Une partie de pêche

-Papa, papa, regarde ce que j’ai attrapé !

Le garçon de six ans s’approcha fébrilement de son père, debout sur une berge creuse de la rivière. Il tendit vers lui une boite en fer blanc au couvercle percé de petits trous. Des coups légers mais déterminés frappaient le métal. L’enfant avait piégé une insouciante sauterelle. Par instinct sauvage, elle tentait de s’échapper de son enfer en bondissant comme un diable !

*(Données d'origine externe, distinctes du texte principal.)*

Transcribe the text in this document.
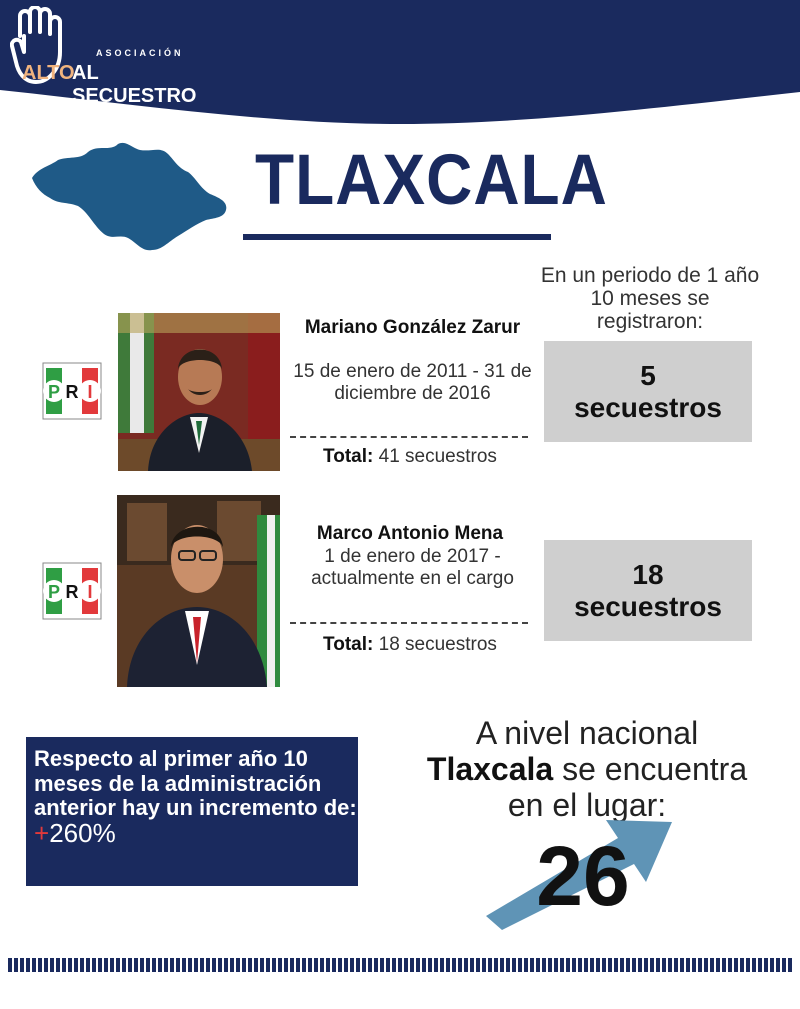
ASOCIACIÓN
ALTO
AL SECUESTRO
TLAXCALA
En un periodo de 1 año 10 meses se registraron:
P R I
Mariano González Zarur
15 de enero de 2011 - 31 de diciembre de 2016
Total: 41 secuestros
5
secuestros
P R I
Marco Antonio Mena
1 de enero de 2017 - actualmente en el cargo
Total: 18 secuestros
18
secuestros
Respecto al primer año 10 meses de la administración anterior hay un incremento de: +260%
A nivel nacional
Tlaxcala se encuentra
en el lugar:
26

-Fais attention à ne pas la laisser s’échapper, s’écria le père avec bienveillance. Tout l’amour qu’il avait pour son fils se reflétait dans son regard ombreux. D’un geste maîtrisé, il donna une sèche impulsion sur son lancer. Le fil de nylon s’éleva en arabesque pour aller se noyer avec son appât asticoté quelques mètres plus loin, dérivant dans le courant soutenu de la Vienne. Après quelques tours de moulinet, le bouchon rouge, survivant à la noyade, flottait gaiement dans les petits tourbillons de cristal. A l’abri d’une poche herbeuse, deux truites chassaient à l’affût. Dans l’air chaud de juillet, la fabrique des souvenirs s’ébranlait, comme une rotative d’imprimerie.

-Où tu vas papa ?

-Ne t’inquiète pas, je m’avance un peu dans l’eau. Reste bien sur le bord.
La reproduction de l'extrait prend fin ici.